Soft Skills are a Hard Requirement for Organizational Success

Here are some innovative ways that organizations can develop a culture that values soft skills.

team working together

In today's hybrid world of work, soft skills need to be given the same prominence as hard skills in every role within an organization. Soft skills are human traits that are not necessarily measurable, but play a pivotal role in quantifiable performance.

Soft skills are qualitative traits like the ability to collaborate, being able to express yourself and communicate freely, accepting different opinions, emotional and mental resilience, and a positive attitude and team support. Whether or not you achieve a quantifiable goal often comes down to whether you possess these qualitative traits. Teams that are strong in these skills usually have a higher probability of achieving directional prosperity because they have the skills needed to adapt and pivot as their environments and resources change.

Employers who rely on teams that only possess hard skills (like technical knowledge) only get so far. They achieve functional prosperity, which is limiting because it depends on everything staying the same. Any changes could result in negative performance because their teams do not have the skills needed to cope. A 2019 global talent trend report revealed that 89% of employers felt that bad hires often lacked soft skills.

Developing soft skills within an organization is an ever-evolving process because we live in an ever-evolving society. Organizations have to re-evaluate old practices and introduce new ones at the same time.

Accepting and respecting cultural and gender differences, acknowledging and empathizing with mental health struggles, creating a safe working environment void of harassment and ensuring a fair grievance process are just some of the dynamics that organizations have to address. Creating a foundation for organizations and their people to cultivate a "soft skill culture" where the overall prosperity of the team is given equal importance to the prosperity of the organization is becoming vitally important.

Assessing soft skills is still a challenge for organizations, primarily because it's not easily quantifiable. Performance reviews have a smaller section on soft skills and focus more on quantifiable targets, giving the wrong idea of what's more important. A way around this dilemma is to focus on creating a proactive culture of developing and rewarding soft skills that lead to better performance.

Here are some innovative ways that organizations can develop a culture that values soft skills:

1. Reverse Mentoring

In normal mentoring relationships, employees seek to grow their potential and benefit from senior advice. Reverse mentoring is where team leaders get advice from their employees so they are in the know. For example, some leaders lack the ability to communicate compassionately and they delegate ineffectively simply because they are not on the ground. Having a few mentors in their teams who can give advice on how to best communicate and delegate tasks reflects a desire to be empathetic and a willingness to listen to those below them in the organizational hierarchy. Implementing reverse mentoring is a clear sign that the organization values and emphasizes collaboration and open communication across all levels. It gives employees a voice in how they want to be treated.

2. Third-Party Assessment

Performance reviews on soft skills should include input from third parties like the office receptionist, mailroom person, building security personnel, cleaning crew and others. This is an effective way to assess the true integrity of an employee when they feel that no one is watching. It ensures a culture of safety and well-being because every employee knows they must show respect to everyone at every level.

3. Team Watch

Most organizations' approach to well-being is limited to gym memberships, medical coverage and discounted access to health apps. While these have value, most organizations lack informal internal support system. For example, just like there is neighborhood watch, where neighbors look out for the safety of their locality, team watch is where members look out for each other's mental and emotional safety. With mental and emotional health struggles on the rise in the workplace, organizations are under pressure to prioritize mental well-being at work. Providing teams with training on how to look out for each other and how to recognize signs of stress and burnout among their colleagues is a reflection of the organization's empathy toward these challenges.

4. Proactive Training

Regular training is expensive, time-consuming and sometimes overtly theoretical. Often, training sessions have case studies that explain the methodology and procedure for a given situation. These case studies are based in the past.

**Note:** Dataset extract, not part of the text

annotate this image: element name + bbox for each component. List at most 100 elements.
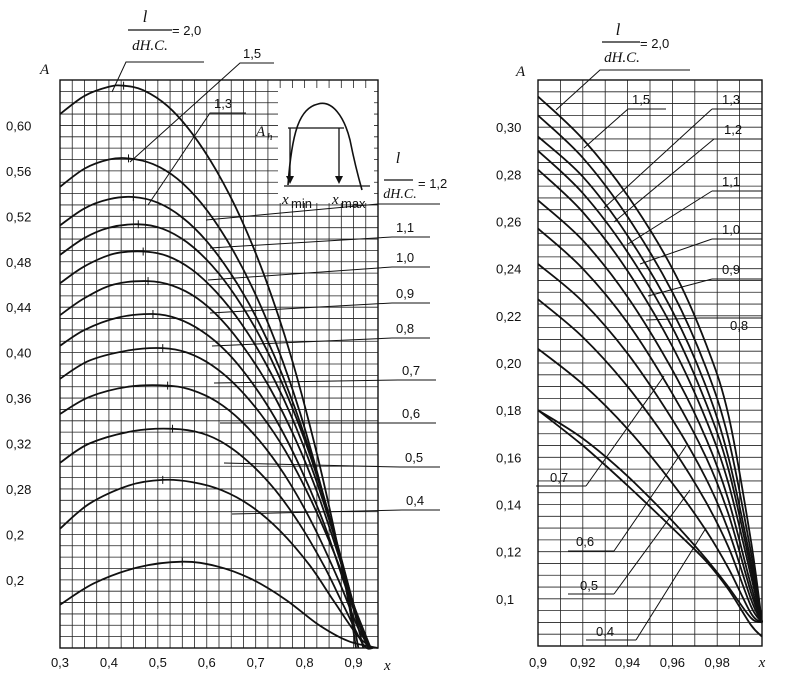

Proactive training is where a real-life case is identified that will arise in the near future and the team is trained to develop a series of tactics, procedures and protocols to manage this scenario. Proactive training is incredibly valuable in providing these real-life scenarios to teams and showing them the importance of preparation, collaboration, communication, delegation and much more. Once this scenario materializes and the team starts to execute its plan, feedback is then expressed among the team and lessons shared. Applying these skills to real-life situations and "learning while doing" is one of the quickest ways of infusing soft skills in a team.

In a world that is focused on the race toward artificial intelligence, the time-tested winners will be those who nurture and nourish emotional and mental intelligence. Much is made of the "great resignation," but in this readjustment and reallocation of resources lies great opportunity for employers and employees to mutually showcase their respect for and reward of a "softer side" in the interest of delivering hard results.